I have a high-level requirement to display related keywords within my search results page. The spirit of this is to provide recommendations (that are likely broader in nature than the actual query itself) to users in the event they cannot find what they are looking for (likely because their query was too specific and over-constrained the results set).
In this initial launch I want to be as simple as possible. I've come with some options (below) but am interested to see if anyone else has tried to tackle this problem:
Option 1: Index a set of high-volume keywords that could be recommended
In this approach I would come up with a set of high-volume keywords, likely from analytics, and have them available within the mdex. A user would do a search, and in addition to the regular content results, I'd be able to render a "related searches" box with results from the high-volume keyword record type.
Option 2: Use each records keywords as a means of determining relatedness
Each piece of content within the mdex has one or more keywords related to it.
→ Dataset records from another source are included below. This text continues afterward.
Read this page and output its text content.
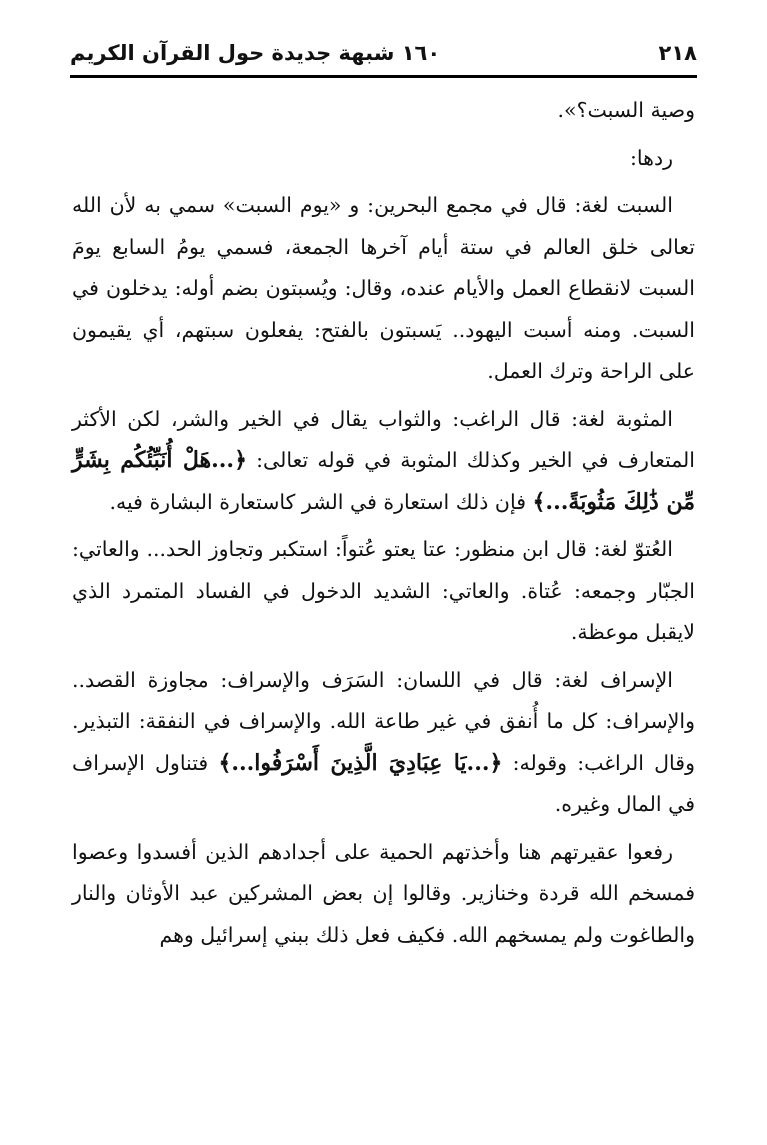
٢١٨
١٦٠ شبهة جديدة حول القرآن الكريم

وصية السبت؟».

ردها:

السبت لغة: قال في مجمع البحرين: و «يوم السبت» سمي به لأن الله تعالى خلق العالم في ستة أيام آخرها الجمعة، فسمي يومُ السابع يومَ السبت لانقطاع العمل والأيام عنده، وقال: ويُسبتون بضم أوله: يدخلون في السبت. ومنه أسبت اليهود.. يَسبتون بالفتح: يفعلون سبتهم، أي يقيمون على الراحة وترك العمل.

المثوبة لغة: قال الراغب: والثواب يقال في الخير والشر، لكن الأكثر المتعارف في الخير وكذلك المثوبة في قوله تعالى: ﴿...هَلْ أُنَبِّئُكُم بِشَرٍّ مِّن ذَٰلِكَ مَثُوبَةً...﴾ فإن ذلك استعارة في الشر كاستعارة البشارة فيه.

العُتوّ لغة: قال ابن منظور: عتا يعتو عُتواً: استكبر وتجاوز الحد... والعاتي: الجبّار وجمعه: عُتاة. والعاتي: الشديد الدخول في الفساد المتمرد الذي لايقبل موعظة.

الإسراف لغة: قال في اللسان: السَرَف والإسراف: مجاوزة القصد.. والإسراف: كل ما أُنفق في غير طاعة الله. والإسراف في النفقة: التبذير. وقال الراغب: وقوله: ﴿...يَا عِبَادِيَ الَّذِينَ أَسْرَفُوا...﴾ فتناول الإسراف في المال وغيره.

رفعوا عقيرتهم هنا وأخذتهم الحمية على أجدادهم الذين أفسدوا وعصوا فمسخم الله قردة وخنازير. وقالوا إن بعض المشركين عبد الأوثان والنار والطاغوت ولم يمسخهم الله. فكيف فعل ذلك ببني إسرائيل وهم
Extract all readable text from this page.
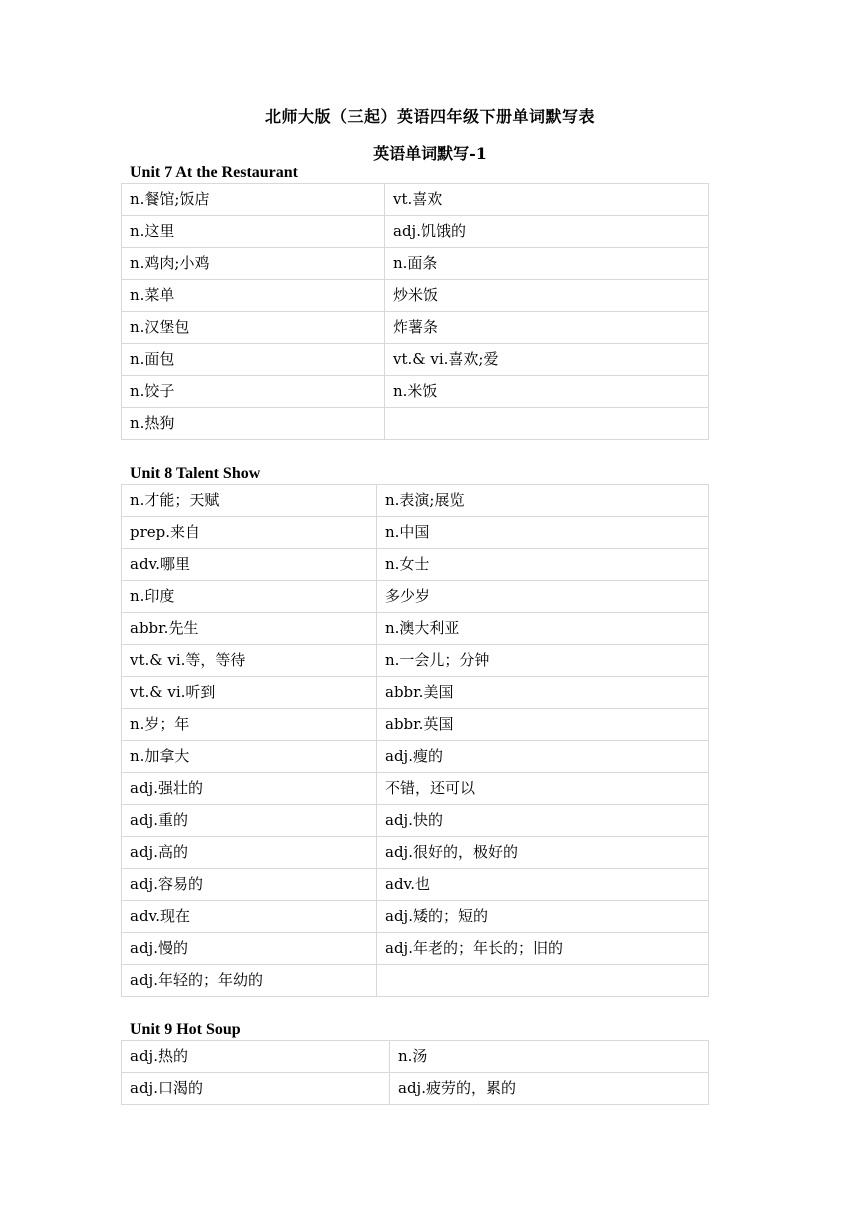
北师大版（三起）英语四年级下册单词默写表
英语单词默写-1
Unit 7 At the Restaurant
n.餐馆;饭店	vt.喜欢
n.这里	adj.饥饿的
n.鸡肉;小鸡	n.面条
n.菜单	炒米饭
n.汉堡包	炸薯条
n.面包	vt.& vi.喜欢;爱
n.饺子	n.米饭
n.热狗	
Unit 8 Talent Show
n.才能；天赋	n.表演;展览
prep.来自	n.中国
adv.哪里	n.女士
n.印度	多少岁
abbr.先生	n.澳大利亚
vt.& vi.等，等待	n.一会儿；分钟
vt.& vi.听到	abbr.美国
n.岁；年	abbr.英国
n.加拿大	adj.瘦的
adj.强壮的	不错，还可以
adj.重的	adj.快的
adj.高的	adj.很好的，极好的
adj.容易的	adv.也
adv.现在	adj.矮的；短的
adj.慢的	adj.年老的；年长的；旧的
adj.年轻的；年幼的	
Unit 9 Hot Soup
adj.热的	n.汤
adj.口渴的	adj.疲劳的，累的
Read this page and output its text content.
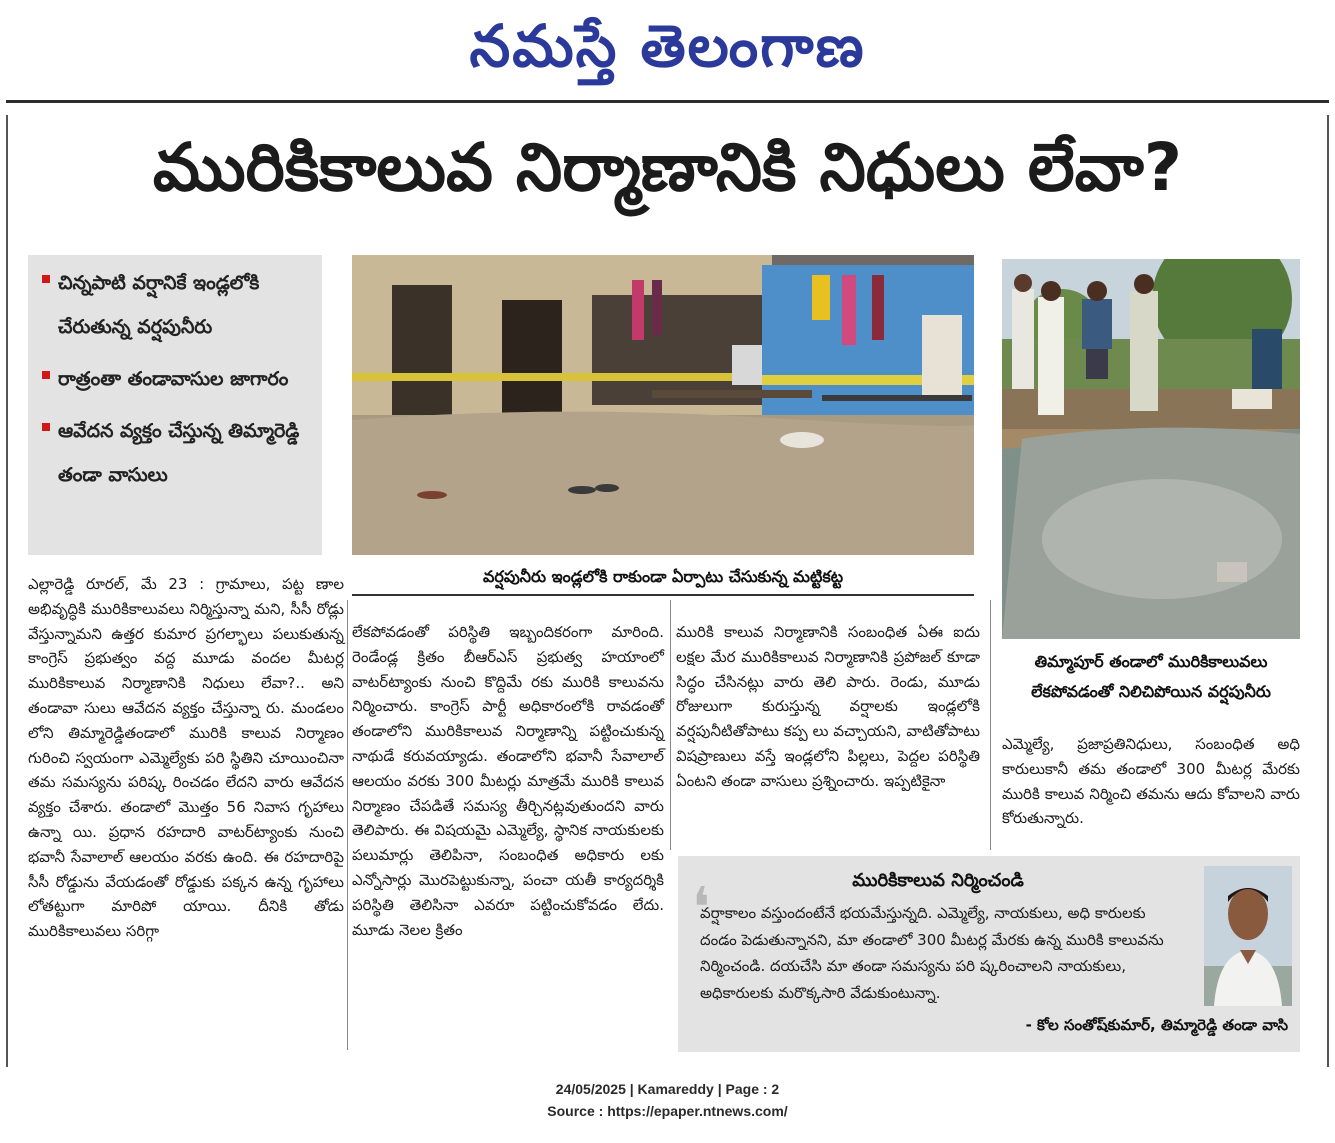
నమస్తే తెలంగాణ
మురికికాలువ నిర్మాణానికి నిధులు లేవా?
చిన్నపాటి వర్షానికే ఇండ్లలోకి చేరుతున్న వర్షపునీరు
రాత్రంతా తండావాసుల జాగారం
ఆవేదన వ్యక్తం చేస్తున్న తిమ్మారెడ్డి తండా వాసులు
వర్షపునీరు ఇండ్లలోకి రాకుండా ఏర్పాటు చేసుకున్న మట్టికట్ట
తిమ్మాపూర్ తండాలో మురికికాలువలు లేకపోవడంతో నిలిచిపోయిన వర్షపునీరు
ఎల్లారెడ్డి రూరల్, మే 23 : గ్రామాలు, పట్ట ణాల అభివృద్ధికి మురికికాలువలు నిర్మిస్తున్నా మని, సీసీ రోడ్లు వేస్తున్నామని ఉత్తర కుమార ప్రగల్భాలు పలుకుతున్న కాంగ్రెస్ ప్రభుత్వం వద్ద మూడు వందల మీటర్ల మురికికాలువ నిర్మాణానికి నిధులు లేవా?.. అని తండావా సులు ఆవేదన వ్యక్తం చేస్తున్నా రు. మండలం లోని తిమ్మారెడ్డితండాలో మురికి కాలువ నిర్మాణం గురించి స్వయంగా ఎమ్మెల్యేకు పరి స్థితిని చూయించినా తమ సమస్యను పరిష్క రించడం లేదని వారు ఆవేదన వ్యక్తం చేశారు. తండాలో మొత్తం 56 నివాస గృహాలు ఉన్నా యి. ప్రధాన రహదారి వాటర్‌ట్యాంకు నుంచి భవానీ సేవాలాల్ ఆలయం వరకు ఉంది. ఈ రహదారిపై సీసీ రోడ్డును వేయడంతో రోడ్డుకు పక్కన ఉన్న గృహాలు లోతట్టుగా మారిపో యాయి. దీనికి తోడు మురికికాలువలు సరిగ్గా
లేకపోవడంతో పరిస్థితి ఇబ్బందికరంగా మారింది. రెండేండ్ల క్రితం బీఆర్‌ఎస్ ప్రభుత్వ హయాంలో వాటర్‌ట్యాంకు నుంచి కొద్దిమే రకు మురికి కాలువను నిర్మించారు. కాంగ్రెస్ పార్టీ అధికారంలోకి రావడంతో తండాలోని మురికికాలువ నిర్మాణాన్ని పట్టించుకున్న నాథుడే కరువయ్యాడు. తండాలోని భవానీ సేవాలాల్ ఆలయం వరకు 300 మీటర్లు మాత్రమే మురికి కాలువ నిర్మాణం చేపడితే సమస్య తీర్చినట్లవుతుందని వారు తెలిపారు. ఈ విషయమై ఎమ్మెల్యే, స్థానిక నాయకులకు పలుమార్లు తెలిపినా, సంబంధిత అధికారు లకు ఎన్నోసార్లు మొరపెట్టుకున్నా, పంచా యతీ కార్యదర్శికి పరిస్థితి తెలిసినా ఎవరూ పట్టించుకోవడం లేదు. మూడు నెలల క్రితం
మురికి కాలువ నిర్మాణానికి సంబంధిత ఏఈ ఐదు లక్షల మేర మురికికాలువ నిర్మాణానికి ప్రపోజల్ కూడా సిద్ధం చేసినట్లు వారు తెలి పారు. రెండు, మూడు రోజులుగా కురుస్తున్న వర్షాలకు ఇండ్లలోకి వర్షపునీటితోపాటు కప్ప లు వచ్చాయని, వాటితోపాటు విషప్రాణులు వస్తే ఇండ్లలోని పిల్లలు, పెద్దల పరిస్థితి ఏంటని తండా వాసులు ప్రశ్నించారు. ఇప్పటికైనా
ఎమ్మెల్యే, ప్రజాప్రతినిధులు, సంబంధిత అధి కారులుకానీ తమ తండాలో 300 మీటర్ల మేరకు మురికి కాలువ నిర్మించి తమను ఆదు కోవాలని వారు కోరుతున్నారు.
❛	మురికికాలువ నిర్మించండి
వర్షాకాలం వస్తుందంటేనే భయమేస్తున్నది. ఎమ్మెల్యే, నాయకులు, అధి కారులకు దండం పెడుతున్నానని, మా తండాలో 300 మీటర్ల మేరకు ఉన్న మురికి కాలువను నిర్మించండి. దయచేసి మా తండా సమస్యను పరి ష్కరించాలని నాయకులు, అధికారులకు మరొక్కసారి వేడుకుంటున్నా.
- కోల సంతోష్‌కుమార్, తిమ్మారెడ్డి తండా వాసి
24/05/2025 | Kamareddy | Page : 2
Source : https://epaper.ntnews.com/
While I have not done any analysis, I hypothesize an acceptable level of relatedness between keywords associated with a single document. Aggregating this data against the entire set of content would give me some quantitative information about how often word n appears with word y. Using this data I could render the "related searches box" probably more accurately, but with a greater level of complexity :-/
We spent the past 6 weeks working through a similar set of requirements. We chose option 1 <edited from the original posting> to support our similar request. The source of the keywords could have came from a report from the external analytics package, the Endeca logger, or the raw dgraph request logs. Or in your case, some other source. From there it's fairly trivial to integrate into the pipeline as the separate records. You'll probably need a new search interface with the appropriate relevancy modules.